Now, maybe you didn't have this crush for the entire two years. I have no way of knowing this.
But even if the crush just bubbled up to the surface yesterday, the fact of a pretty significant period of time elapsing cannot be denied or explained away. It's been a long time since you actually saw each other. In the interim, you've been trading curated pieces of your lives.
Even if you both feel you've been 100% honest with each other (and you haven't, because you haven't told him how you feel and who the hell knows what he's been up to), it's still a curated experience. You don't see, hear, or smell him when he gets up in the morning, first thing, because texts don't convey stubble, halitosis, or the insalubrious effects of too many margaritas and tacos.
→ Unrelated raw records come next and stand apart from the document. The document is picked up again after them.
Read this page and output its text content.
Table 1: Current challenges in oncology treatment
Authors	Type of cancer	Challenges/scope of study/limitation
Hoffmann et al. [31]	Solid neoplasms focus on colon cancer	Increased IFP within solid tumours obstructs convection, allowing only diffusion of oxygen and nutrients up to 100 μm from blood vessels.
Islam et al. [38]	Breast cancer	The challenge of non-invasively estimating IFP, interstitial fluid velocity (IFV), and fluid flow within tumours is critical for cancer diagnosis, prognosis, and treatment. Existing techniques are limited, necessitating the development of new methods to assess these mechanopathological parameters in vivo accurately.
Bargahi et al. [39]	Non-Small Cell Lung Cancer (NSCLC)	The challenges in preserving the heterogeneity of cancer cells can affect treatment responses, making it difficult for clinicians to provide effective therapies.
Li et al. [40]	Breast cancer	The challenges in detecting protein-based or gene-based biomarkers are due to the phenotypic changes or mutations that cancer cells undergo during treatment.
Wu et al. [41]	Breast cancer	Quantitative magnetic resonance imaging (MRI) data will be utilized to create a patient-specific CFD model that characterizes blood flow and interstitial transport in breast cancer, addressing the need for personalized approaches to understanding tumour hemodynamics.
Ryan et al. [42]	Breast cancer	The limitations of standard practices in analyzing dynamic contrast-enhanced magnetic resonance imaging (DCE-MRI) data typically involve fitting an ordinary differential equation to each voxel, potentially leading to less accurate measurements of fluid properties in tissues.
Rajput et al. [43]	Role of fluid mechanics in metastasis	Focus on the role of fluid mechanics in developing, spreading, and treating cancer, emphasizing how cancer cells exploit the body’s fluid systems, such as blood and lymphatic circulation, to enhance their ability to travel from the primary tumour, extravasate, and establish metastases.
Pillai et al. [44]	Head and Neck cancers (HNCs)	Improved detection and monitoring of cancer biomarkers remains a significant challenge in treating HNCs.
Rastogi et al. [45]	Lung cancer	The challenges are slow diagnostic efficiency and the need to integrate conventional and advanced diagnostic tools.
I would put it to you that this whole thing has been a ton of avoidance behavior. It's a two-year festival of not looking for a boyfriend in any other way, and using this guy as your own personal yardstick that no one you ever meet in person could ever hope to stack up to.
By never telling him how you feel or doing anything to advance the relationship, you've been able to tell yourself that, in a relationship, he'd be both shy and aggressive, depending on what you wanted at the time. He'd be inexperienced and worldly, smart and dumb, attentive and aloof, etc. He'd be all things to you, any time you wanted or needed him to be.
He'd be Schroedinger's boyfriend.
Do both of yourselves a favor and keep the crush to yourself. You've got as much as two years of doing this under your belt already, so what's a little additional time? In the meantime, go out and meet people, either in person or online with an in-person meeting scheduled for the near future (as in, less than 10 calendar days). Some will seem worse. Some will seem okay. Some will seem better.
But you won't know how any of them are as people unless you make an effort and step out of your comfort zone to try to get to know other folks.
And I think you'll find that the fact of whether or not this guy deigns to respond to you will start to matter less and less.